The Blue Bouquet by Octavio Paz
I Read this text at my Graduation.
Dreams and mysteries usually happen in human life. Otherwise life
will be boring. ‘The Blue Bouquet''
of Octavio Paz is an interesting
story which deals with dreams and mystery.
There are abundant situations in everyday life where your life is
in the hands of an enthusiast who wants to kill you or attack you to satisfy
his fragile dreams and desires. The anti-hero of the following story is such a
character that is in search of blue eyes to present a bouquet of blue eyes to
his beloved. It shows the amount of absurdity and cruelty that meaningless love
and passion can sometimes involve. The story also makes us to ponder over
suspended fear in everyday life. An actually calm moment can turn evil and
stage chilling parts. A bouquet of flowers can turn into a bomb to defeat us. A
warm trip can conclude in a disturbing incident to bash our memory. This story
beautifully captures this trouble that pervades in our everyday life.

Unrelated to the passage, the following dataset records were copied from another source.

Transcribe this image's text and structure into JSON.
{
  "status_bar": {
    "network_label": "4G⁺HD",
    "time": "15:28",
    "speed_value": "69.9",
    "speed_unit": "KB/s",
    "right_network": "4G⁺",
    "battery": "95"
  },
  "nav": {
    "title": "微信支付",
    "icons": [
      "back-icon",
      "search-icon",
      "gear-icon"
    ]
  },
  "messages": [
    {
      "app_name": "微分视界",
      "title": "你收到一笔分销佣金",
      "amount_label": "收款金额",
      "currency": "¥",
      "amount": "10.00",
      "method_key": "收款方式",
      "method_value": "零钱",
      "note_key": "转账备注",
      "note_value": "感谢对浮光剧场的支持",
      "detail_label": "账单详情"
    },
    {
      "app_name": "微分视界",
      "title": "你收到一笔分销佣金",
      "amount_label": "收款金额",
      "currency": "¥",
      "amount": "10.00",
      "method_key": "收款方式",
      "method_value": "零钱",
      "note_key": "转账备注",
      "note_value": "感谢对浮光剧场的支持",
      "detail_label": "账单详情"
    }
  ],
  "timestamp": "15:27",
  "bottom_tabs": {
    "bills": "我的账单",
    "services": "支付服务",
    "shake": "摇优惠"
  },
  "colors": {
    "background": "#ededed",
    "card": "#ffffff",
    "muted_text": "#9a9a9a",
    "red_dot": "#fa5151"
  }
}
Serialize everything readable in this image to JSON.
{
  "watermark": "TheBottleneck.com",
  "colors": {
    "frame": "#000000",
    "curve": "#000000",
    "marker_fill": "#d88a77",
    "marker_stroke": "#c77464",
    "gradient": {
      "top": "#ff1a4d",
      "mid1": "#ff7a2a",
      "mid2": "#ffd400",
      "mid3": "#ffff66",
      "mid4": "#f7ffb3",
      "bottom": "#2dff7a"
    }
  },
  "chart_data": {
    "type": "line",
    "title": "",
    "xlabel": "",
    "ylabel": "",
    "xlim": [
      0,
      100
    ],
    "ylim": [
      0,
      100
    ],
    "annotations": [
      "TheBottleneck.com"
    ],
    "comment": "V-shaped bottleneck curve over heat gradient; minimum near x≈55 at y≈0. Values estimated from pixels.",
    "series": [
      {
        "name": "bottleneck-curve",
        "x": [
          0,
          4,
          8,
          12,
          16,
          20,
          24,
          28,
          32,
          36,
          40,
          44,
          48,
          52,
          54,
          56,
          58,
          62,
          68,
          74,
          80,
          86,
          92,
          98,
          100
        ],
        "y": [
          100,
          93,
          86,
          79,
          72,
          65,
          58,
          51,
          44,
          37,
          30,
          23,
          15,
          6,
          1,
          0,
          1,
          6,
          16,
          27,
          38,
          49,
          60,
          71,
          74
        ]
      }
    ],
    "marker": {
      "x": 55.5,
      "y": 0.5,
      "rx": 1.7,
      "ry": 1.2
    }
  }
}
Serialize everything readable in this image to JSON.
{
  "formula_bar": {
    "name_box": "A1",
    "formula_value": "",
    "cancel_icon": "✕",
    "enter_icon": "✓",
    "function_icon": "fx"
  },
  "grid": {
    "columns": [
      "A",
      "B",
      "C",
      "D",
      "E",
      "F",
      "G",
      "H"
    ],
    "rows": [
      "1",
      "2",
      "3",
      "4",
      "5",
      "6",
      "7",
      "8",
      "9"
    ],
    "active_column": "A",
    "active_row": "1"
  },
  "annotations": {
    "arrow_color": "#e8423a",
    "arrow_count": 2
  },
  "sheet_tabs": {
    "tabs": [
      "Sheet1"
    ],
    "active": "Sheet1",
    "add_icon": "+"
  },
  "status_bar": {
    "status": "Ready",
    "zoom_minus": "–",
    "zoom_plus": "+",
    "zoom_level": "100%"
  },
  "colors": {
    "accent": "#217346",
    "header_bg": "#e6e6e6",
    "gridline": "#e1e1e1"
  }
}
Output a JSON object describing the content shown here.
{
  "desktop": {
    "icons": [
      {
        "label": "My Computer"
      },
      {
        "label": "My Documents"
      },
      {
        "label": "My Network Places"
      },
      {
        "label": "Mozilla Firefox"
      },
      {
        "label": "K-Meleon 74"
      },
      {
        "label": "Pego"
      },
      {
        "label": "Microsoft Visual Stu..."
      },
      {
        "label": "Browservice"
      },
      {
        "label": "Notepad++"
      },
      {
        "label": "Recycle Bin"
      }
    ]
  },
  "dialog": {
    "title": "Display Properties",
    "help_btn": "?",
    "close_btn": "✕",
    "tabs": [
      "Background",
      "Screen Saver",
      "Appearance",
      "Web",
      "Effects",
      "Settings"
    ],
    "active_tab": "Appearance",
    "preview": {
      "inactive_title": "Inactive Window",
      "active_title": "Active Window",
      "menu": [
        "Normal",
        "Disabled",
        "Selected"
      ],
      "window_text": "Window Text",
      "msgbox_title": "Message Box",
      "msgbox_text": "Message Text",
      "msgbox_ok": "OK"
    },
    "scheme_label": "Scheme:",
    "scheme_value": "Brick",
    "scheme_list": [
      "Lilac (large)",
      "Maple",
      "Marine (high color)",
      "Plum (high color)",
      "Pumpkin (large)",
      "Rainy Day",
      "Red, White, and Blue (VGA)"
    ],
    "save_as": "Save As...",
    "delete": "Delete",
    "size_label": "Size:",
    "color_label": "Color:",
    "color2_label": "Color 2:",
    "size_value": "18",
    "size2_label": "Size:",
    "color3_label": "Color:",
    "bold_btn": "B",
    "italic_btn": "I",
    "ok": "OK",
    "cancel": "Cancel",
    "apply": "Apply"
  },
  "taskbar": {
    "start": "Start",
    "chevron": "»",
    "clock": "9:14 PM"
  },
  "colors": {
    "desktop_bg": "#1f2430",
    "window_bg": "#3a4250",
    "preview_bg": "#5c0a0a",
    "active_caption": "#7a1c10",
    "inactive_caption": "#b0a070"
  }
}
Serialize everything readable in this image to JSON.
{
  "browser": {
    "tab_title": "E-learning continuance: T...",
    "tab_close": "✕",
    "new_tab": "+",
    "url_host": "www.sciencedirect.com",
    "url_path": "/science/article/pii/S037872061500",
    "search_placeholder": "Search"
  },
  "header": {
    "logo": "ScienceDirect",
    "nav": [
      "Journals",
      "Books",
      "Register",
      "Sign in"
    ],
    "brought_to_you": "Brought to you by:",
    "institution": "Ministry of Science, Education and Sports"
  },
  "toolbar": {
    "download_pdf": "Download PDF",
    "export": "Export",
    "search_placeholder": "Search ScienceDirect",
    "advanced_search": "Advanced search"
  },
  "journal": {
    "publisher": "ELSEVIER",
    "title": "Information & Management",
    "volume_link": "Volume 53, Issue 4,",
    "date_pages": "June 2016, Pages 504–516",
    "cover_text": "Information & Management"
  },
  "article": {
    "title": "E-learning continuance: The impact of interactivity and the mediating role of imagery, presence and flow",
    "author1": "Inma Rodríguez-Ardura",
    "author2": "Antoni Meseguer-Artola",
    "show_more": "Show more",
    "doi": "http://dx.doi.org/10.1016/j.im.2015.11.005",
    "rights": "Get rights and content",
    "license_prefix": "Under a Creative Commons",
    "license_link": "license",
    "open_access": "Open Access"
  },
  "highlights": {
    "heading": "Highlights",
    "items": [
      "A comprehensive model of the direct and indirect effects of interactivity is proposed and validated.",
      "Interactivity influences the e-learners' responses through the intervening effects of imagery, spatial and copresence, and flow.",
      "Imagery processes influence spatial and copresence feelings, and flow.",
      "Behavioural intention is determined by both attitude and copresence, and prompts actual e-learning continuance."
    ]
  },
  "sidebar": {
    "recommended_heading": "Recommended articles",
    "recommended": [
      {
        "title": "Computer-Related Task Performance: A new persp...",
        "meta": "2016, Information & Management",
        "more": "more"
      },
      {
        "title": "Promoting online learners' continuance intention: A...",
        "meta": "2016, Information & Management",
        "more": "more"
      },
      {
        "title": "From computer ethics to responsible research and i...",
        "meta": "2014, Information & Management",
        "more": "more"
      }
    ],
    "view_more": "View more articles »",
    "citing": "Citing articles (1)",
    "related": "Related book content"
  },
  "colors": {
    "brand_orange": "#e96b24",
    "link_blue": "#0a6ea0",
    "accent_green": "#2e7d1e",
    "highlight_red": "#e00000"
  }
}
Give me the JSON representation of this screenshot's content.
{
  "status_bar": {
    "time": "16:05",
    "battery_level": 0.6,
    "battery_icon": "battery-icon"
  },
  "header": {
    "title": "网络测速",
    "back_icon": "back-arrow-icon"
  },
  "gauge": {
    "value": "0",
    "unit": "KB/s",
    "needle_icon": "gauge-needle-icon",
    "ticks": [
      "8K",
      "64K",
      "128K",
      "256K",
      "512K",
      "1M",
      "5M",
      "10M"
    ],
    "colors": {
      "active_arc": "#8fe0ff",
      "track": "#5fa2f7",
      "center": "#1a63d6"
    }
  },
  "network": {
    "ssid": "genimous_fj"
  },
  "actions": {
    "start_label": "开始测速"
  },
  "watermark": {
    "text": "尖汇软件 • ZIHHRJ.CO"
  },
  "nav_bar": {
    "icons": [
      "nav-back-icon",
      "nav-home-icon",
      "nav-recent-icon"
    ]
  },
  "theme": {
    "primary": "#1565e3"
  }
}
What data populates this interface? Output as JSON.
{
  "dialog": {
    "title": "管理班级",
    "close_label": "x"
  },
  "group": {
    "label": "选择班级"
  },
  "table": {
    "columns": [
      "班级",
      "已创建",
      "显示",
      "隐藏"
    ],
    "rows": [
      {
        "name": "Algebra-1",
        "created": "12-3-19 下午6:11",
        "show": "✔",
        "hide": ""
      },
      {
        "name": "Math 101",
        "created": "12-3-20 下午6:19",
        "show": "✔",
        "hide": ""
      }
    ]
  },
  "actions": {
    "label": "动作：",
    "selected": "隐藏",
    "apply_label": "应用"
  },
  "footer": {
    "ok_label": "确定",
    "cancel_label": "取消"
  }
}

The short story unfolds the tragic opposition
of an ordinary man in a strange and mysterious world in the hands of a supporter
who set out in search of fulfilling the strange need of gifting his beloved
with a blue bouquet.
The narrator on an
ordinary night like any other is wakened up from sleep sometime during the
night due to excessive heat. He is soaked in sweat and there is a "warm vapor
rising from the red tiles" of his room. This is a room in a hotel and from
the description it is obvious that it is probably a basic kind of accommodation
in some remote part. There is a moth going around a "naked bulb" and
the narrator is careful about not stepping on a "scorpion" as he is
barefoot, and when he is getting dressed he makes sure that there are no "bugs
“prowling in his clothes. Standing at the window of the room the narrator is tempted
by air from the fields and the "feminine breathing of the night" and
so decides to take a walk outside. He is warned by the hotel keeper, blind in
one eye not to scheme out as there are no street lights at that place. Ignoring
this advice the narrator steps out, and into complete darkness and initially
gropes his way along the street.
The nature received him with sweet and
mild moonlight and colorful twinkling of stars arranged with the vocals of
crickets and with the addition of sounds of leaves and insects. He felt that
the whole universe was a grand system of signals where he was only a part of
that world. The twinkling and moony night with the fragrance of the tamarind
trees took him in to a world of illusion where he could hear the great lips speaking
so clearly and happily that he felt safe and free though he was alone in that
street. He felt that the night was a garden of eyes.
The
story is rich in ironic sorrow, humor, cruelty and metaphor.
We know almost nothing about the
man threatened with the loss of his eyes, since the basis of the story is not
biography but conflict- that moment of danger in which the man finds himself, a
moment such as any of us could experience. Faced with such danger, he loses
whatever fragment of individuality he may have for us, and all that matters is
the color of his eyes.
He was walking along the dark
road. Suddenly he heard someone following him. He heard the cold silent words
''do not move''. Mysterious is the demand of the stranger. He needs his blue
eyes for his beloved. Mysterious is the ways of love. The long machete
glittered in the moonlight. The stranger didn't believe the words of the narrator.
He examined his eyes in the candle light.
The world we live in is a hell of
mystery. And this story is built up with some mystery. This is the winning
point of the story. It makes the reader attention.
The images in the story also are uncomfortable. Dark warm room, one-eye
blind keeper of the hotel, moonlit night – all creates a sense of horror and
mystery in the mind of the readers.At the end I would like to say that this story is very similar to "The tell tale heart" by " Edgar Allan Poe". In Tell tale heart and in Blue Bouquet, there is a similarity. In Tell tale heart also that servant had hatred towards the vultured eye of an old man.